What it would take to stop the Paulson stadiums caper
As we slide from a recession into a depression, readers who share our outrage at the fact that the City of Portland is about to spend $89 million to build a new minor league baseball stadium and radically change PGE Park for "major league" (in name only) soccer are asking what can be done to stop the boondoggle.
We wish we could be more encouraging. Portland ran former Mayor Tom Potter out of office for Creepy Sam, and this is just the beginning of what it is going to get as a result. Potter was criticized for "doing nothing," but compared to this, nothing looks pretty good.
The state legislature could stop the stadiums deal in its tracks, but any law it passed would have to get the governor's signature. This is Governor Ted we're talking about, who's so tight with the people who stand to profit from the thing that he's not even worth talking about in this context. You might as well ask "the Don" Mazziotti, consultant to the Paulson boys and longtime Ted ally, to stop them himself. Won't happen.
Can the voters of Portland overrule the City Council? In theory, yes, but the deck is stacked extremely heavily against them. According to the city's web page on the subject, in order to force a council ordinance onto the ballot, one needs to submit 19,335 valid signatures of legal voters from within the city limits within 30 days after the ordinance is passed. That's roughly one out of every 17 registered voters in town -- a daunting number.
One would think there will be at least a couple of ordinances passed on the Paulson stadiums deal -- the ordinance authorizing the sale of bonds would be a crucial one, but there would seemingly be others -- and a signature effort could spring up after any one of them. But it would take an enormous effort, and there would need to be both big-time money and substantial luck involved. The "business leaders" downtown tried to challenge "voter-owed elections" -- the wonderful taxpayer financing of city-level political campaigns -- this way in 2005, and they came up short on signatures.
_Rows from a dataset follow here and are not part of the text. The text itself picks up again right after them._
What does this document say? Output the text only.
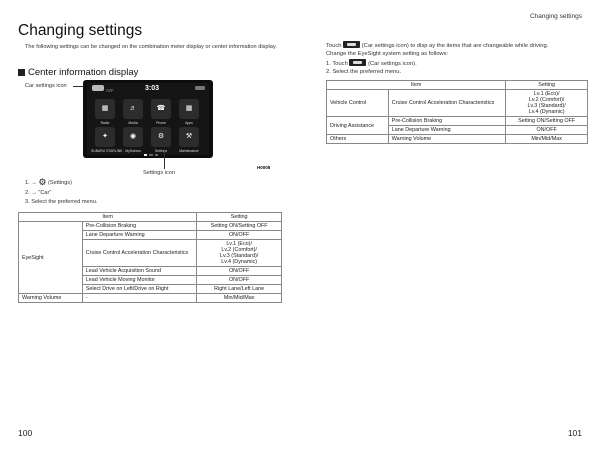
Changing settings

The following settings can be changed on the combination meter display or center information display.

Center information display
Car settings icon
71°F	3:03
▦
Radio
♬
Media
☎
Phone
▦
Apps
✦
SUBARU STARLINK
◉
MySubaru
⚙
Settings
⚒
Maintenance
Settings icon
H0008
1. → ⚙ (Settings)
2. → "Car"
3. Select the preferred menu.
Item		Setting
EyeSight	Pre-Collision Braking	Setting ON/Setting OFF
	Lane Departure Warning	ON/OFF
	Cruise Control Acceleration Characteristics	Lv.1 (Eco)/
Lv.2 (Comfort)/
Lv.3 (Standard)/
Lv.4 (Dynamic)

	Lead Vehicle Acquisition Sound	ON/OFF
	Lead Vehicle Moving Monitor	ON/OFF
	Select Drive on Left/Drive on Right	Right Lane/Left Lane
Warning Volume	-	Min/Mid/Max
100
Changing settings
Touch	(Car settings icon) to disp ay the items that are changeable while driving.
Change the EyeSight system setting as follows:
1. Touch	(Car settings icon).
2. Select the preferred menu.
Item		Setting
Vehicle Control	Cruise Control Acceleration Characteristics	Lv.1 (Eco)/
Lv.2 (Comfort)/
Lv.3 (Standard)/
Lv.4 (Dynamic)

Driving Assistance	Pre-Collision Braking	Setting ON/Setting OFF
	Lane Departure Warning	ON/OFF
Others	Warning Volume	Min/Mid/Max
101
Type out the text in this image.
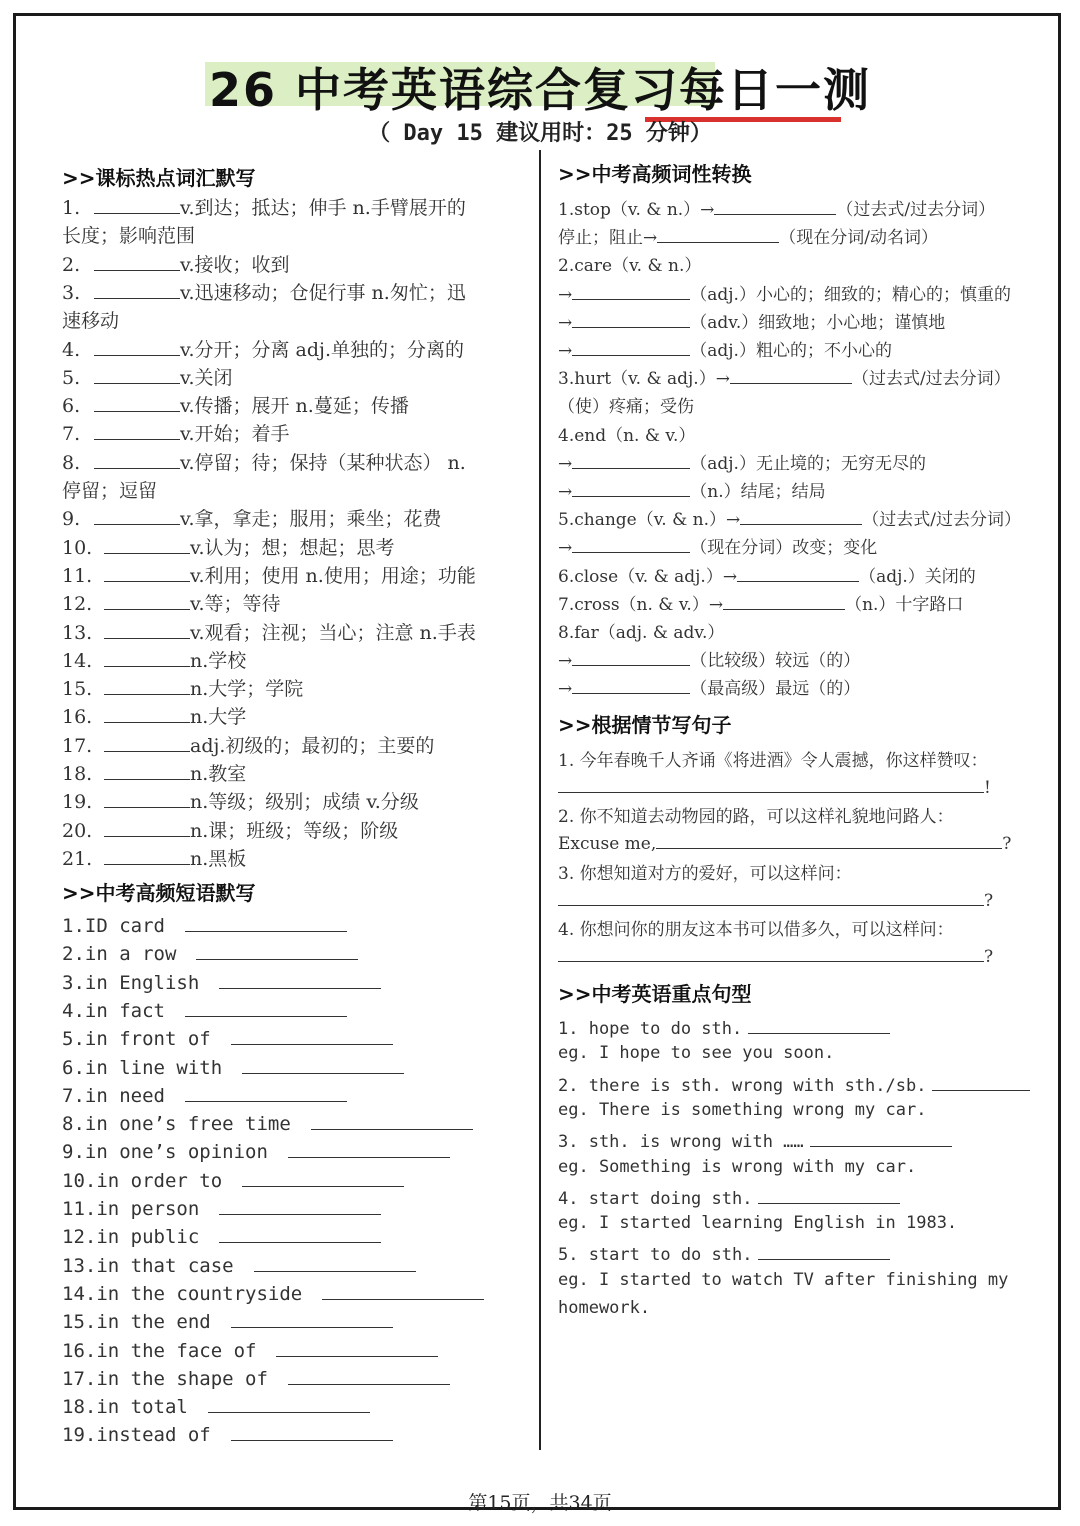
26 中考英语综合复习每日一测
（ Day 15 建议用时：25 分钟）
>>课标热点词汇默写
1.	v.到达；抵达；伸手 n.手臂展开的
长度；影响范围
2.	v.接收；收到
3.	v.迅速移动；仓促行事 n.匆忙；迅
速移动
4.	v.分开；分离 adj.单独的；分离的
5.	v.关闭
6.	v.传播；展开 n.蔓延；传播
7.	v.开始；着手
8.	v.停留；待；保持（某种状态） n.
停留；逗留
9.	v.拿，拿走；服用；乘坐；花费
10.	v.认为；想；想起；思考
11.	v.利用；使用 n.使用；用途；功能
12.	v.等；等待
13.	v.观看；注视；当心；注意 n.手表
14.	n.学校
15.	n.大学；学院
16.	n.大学
17.	adj.初级的；最初的；主要的
18.	n.教室
19.	n.等级；级别；成绩 v.分级
20.	n.课；班级；等级；阶级
21.	n.黑板
>>中考高频短语默写
1.ID card
2.in a row
3.in English
4.in fact
5.in front of
6.in line with
7.in need
8.in one’s free time
9.in one’s opinion
10.in order to
11.in person
12.in public
13.in that case
14.in the countryside
15.in the end
16.in the face of
17.in the shape of
18.in total
19.instead of
>>中考高频词性转换
1.stop（v. & n.）→	（过去式/过去分词）
停止；阻止→	（现在分词/动名词）
2.care（v. & n.）
→	（adj.）小心的；细致的；精心的；慎重的
→	（adv.）细致地；小心地；谨慎地
→	（adj.）粗心的；不小心的
3.hurt（v. & adj.）→	（过去式/过去分词）
（使）疼痛；受伤
4.end（n. & v.）
→	（adj.）无止境的；无穷无尽的
→	（n.）结尾；结局
5.change（v. & n.）→	（过去式/过去分词）
→	（现在分词）改变；变化
6.close（v. & adj.）→	（adj.）关闭的
7.cross（n. & v.）→	（n.）十字路口
8.far（adj. & adv.）
→	（比较级）较远（的）
→	（最高级）最远（的）
>>根据情节写句子
1. 今年春晚千人齐诵《将进酒》令人震撼，你这样赞叹：
!
2. 你不知道去动物园的路，可以这样礼貌地问路人：
Excuse me,	?
3. 你想知道对方的爱好，可以这样问：
?
4. 你想问你的朋友这本书可以借多久，可以这样问：
?
>>中考英语重点句型
1. hope to do sth.
eg. I hope to see you soon.
2. there is sth. wrong with sth./sb.
eg. There is something wrong my car.
3. sth. is wrong with ……
eg. Something is wrong with my car.
4. start doing sth.
eg. I started learning English in 1983.
5. start to do sth.
eg. I started to watch TV after finishing my
homework.
第15页，共34页
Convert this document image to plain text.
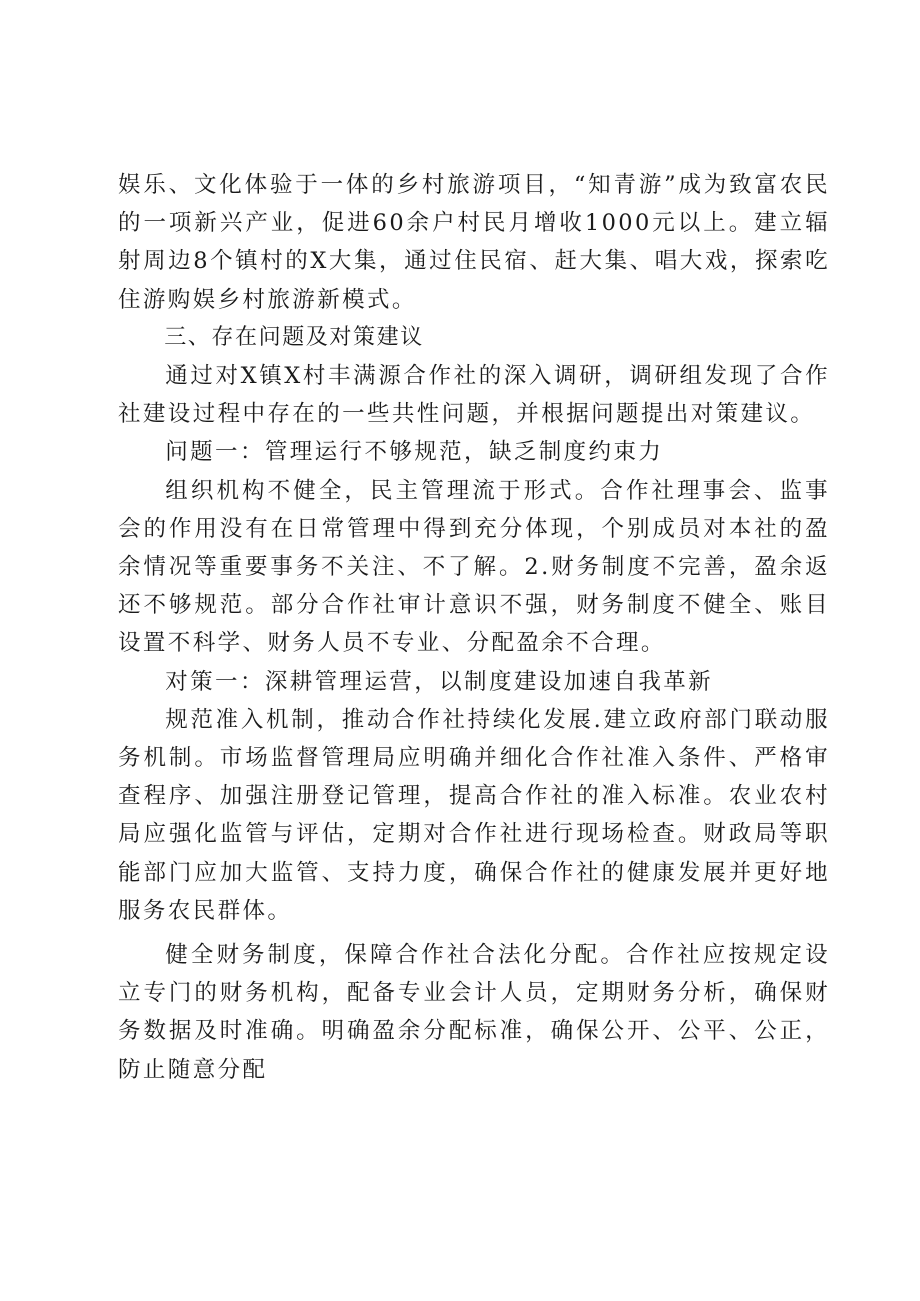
娱乐、文化体验于一体的乡村旅游项目，“知青游”成为致富农民的一项新兴产业，促进60余户村民月增收1000元以上。建立辐射周边8个镇村的X大集，通过住民宿、赶大集、唱大戏，探索吃住游购娱乡村旅游新模式。

三、存在问题及对策建议

通过对X镇X村丰满源合作社的深入调研，调研组发现了合作社建设过程中存在的一些共性问题，并根据问题提出对策建议。

问题一：管理运行不够规范，缺乏制度约束力

组织机构不健全，民主管理流于形式。合作社理事会、监事会的作用没有在日常管理中得到充分体现，个别成员对本社的盈余情况等重要事务不关注、不了解。2.财务制度不完善，盈余返还不够规范。部分合作社审计意识不强，财务制度不健全、账目设置不科学、财务人员不专业、分配盈余不合理。

对策一：深耕管理运营，以制度建设加速自我革新

规范准入机制，推动合作社持续化发展.建立政府部门联动服务机制。市场监督管理局应明确并细化合作社准入条件、严格审查程序、加强注册登记管理，提高合作社的准入标准。农业农村局应强化监管与评估，定期对合作社进行现场检查。财政局等职能部门应加大监管、支持力度，确保合作社的健康发展并更好地服务农民群体。

健全财务制度，保障合作社合法化分配。合作社应按规定设立专门的财务机构，配备专业会计人员，定期财务分析，确保财务数据及时准确。明确盈余分配标准，确保公开、公平、公正，防止随意分配
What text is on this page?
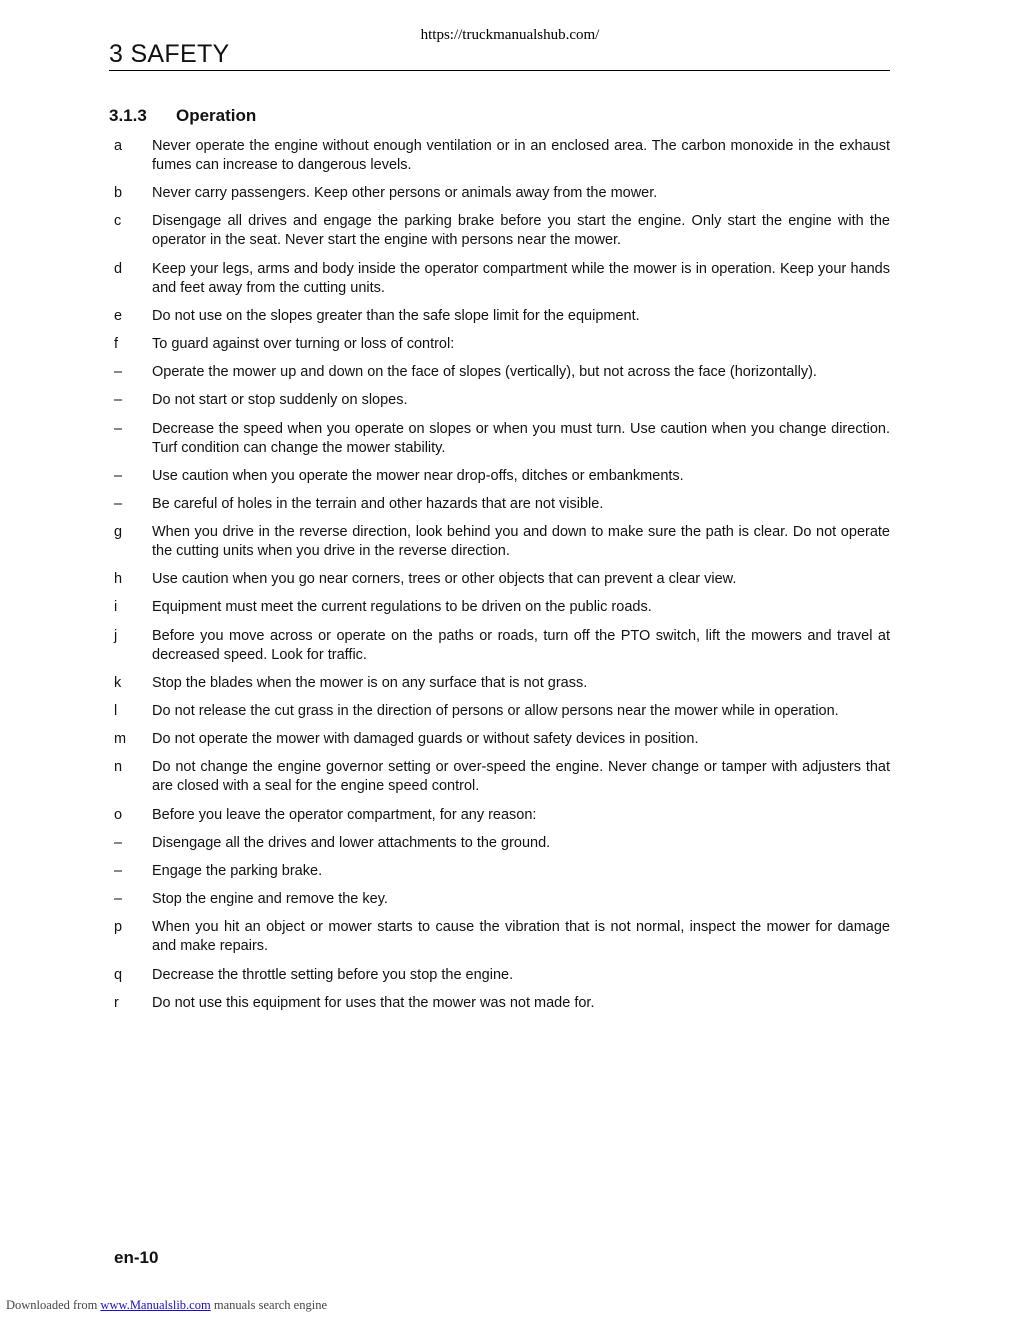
https://truckmanualshub.com/
3 SAFETY
3.1.3 Operation
a Never operate the engine without enough ventilation or in an enclosed area. The carbon monoxide in the exhaust fumes can increase to dangerous levels.
b Never carry passengers. Keep other persons or animals away from the mower.
c Disengage all drives and engage the parking brake before you start the engine. Only start the engine with the operator in the seat. Never start the engine with persons near the mower.
d Keep your legs, arms and body inside the operator compartment while the mower is in operation. Keep your hands and feet away from the cutting units.
e Do not use on the slopes greater than the safe slope limit for the equipment.
f To guard against over turning or loss of control:
– Operate the mower up and down on the face of slopes (vertically), but not across the face (horizontally).
– Do not start or stop suddenly on slopes.
– Decrease the speed when you operate on slopes or when you must turn. Use caution when you change direction. Turf condition can change the mower stability.
– Use caution when you operate the mower near drop-offs, ditches or embankments.
– Be careful of holes in the terrain and other hazards that are not visible.
g When you drive in the reverse direction, look behind you and down to make sure the path is clear. Do not operate the cutting units when you drive in the reverse direction.
h Use caution when you go near corners, trees or other objects that can prevent a clear view.
i Equipment must meet the current regulations to be driven on the public roads.
j Before you move across or operate on the paths or roads, turn off the PTO switch, lift the mowers and travel at decreased speed. Look for traffic.
k Stop the blades when the mower is on any surface that is not grass.
l Do not release the cut grass in the direction of persons or allow persons near the mower while in operation.
m Do not operate the mower with damaged guards or without safety devices in position.
n Do not change the engine governor setting or over-speed the engine. Never change or tamper with adjusters that are closed with a seal for the engine speed control.
o Before you leave the operator compartment, for any reason:
– Disengage all the drives and lower attachments to the ground.
– Engage the parking brake.
– Stop the engine and remove the key.
p When you hit an object or mower starts to cause the vibration that is not normal, inspect the mower for damage and make repairs.
q Decrease the throttle setting before you stop the engine.
r Do not use this equipment for uses that the mower was not made for.
en-10
Downloaded from www.Manualslib.com manuals search engine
That's not to say it's impossible. If the Multnomah County leadership had any pulse whatsoever, it would immediately declare its opposition to Paulson and work, officially or unofficially, to get the voters a crack at this. The dudes who want a Convention Center hotel should chip in, because with this deal the financing for their shangri-la is dead. Throw in the public schools people who will lose lots of money under the Paulson property tax grab, and you might have a shot. But it would have to be one heck of a historic month.
Contrast this with what it would take to put a recall of the mayor or a city commissioner on the ballot. That one takes 32,183 signatures, but you get 90 days to collect them. If you're going to be out there in the rain, why not go after the root of the problem, rather than the latest symptom? Think of all the fun you could have collecting signatures against Fireman Randy from the duct tape people at the Rose Parade -- if it isn't cancelled for streetcar construction, that is. That guy gets you coming and going.
Another possible roadblock could be thrown up by the pending legal action that has the city's Pearl District and "satellite" urban renewal shenanigans on hold. At some point, a judge in that case may decide to make Portland actually live up to the letter and spirit of the state laws on urban renewal -- as opposed to laughing out loud while it freely disregards them. Perhaps such a ruling would put a damper on the Paulson plan.
Last but not least, it might be a good move for concerned Portlanders to start a letter-writing campaign to the "commissioner" of the "major" soccer league, letting him know that the opposition in Portland is bitter, organized, and prepared to make a lot of trouble for any franchise that is brought here. "We will fight you in the legislature, we will fight you with referendum petitions, we will fight you in the courthouse, we will boycott your games," etc. Maybe they'll give the team to some other city. And after all, if Paulson doesn't get his soccer franchise, this whole deal goes away, and probably he does too.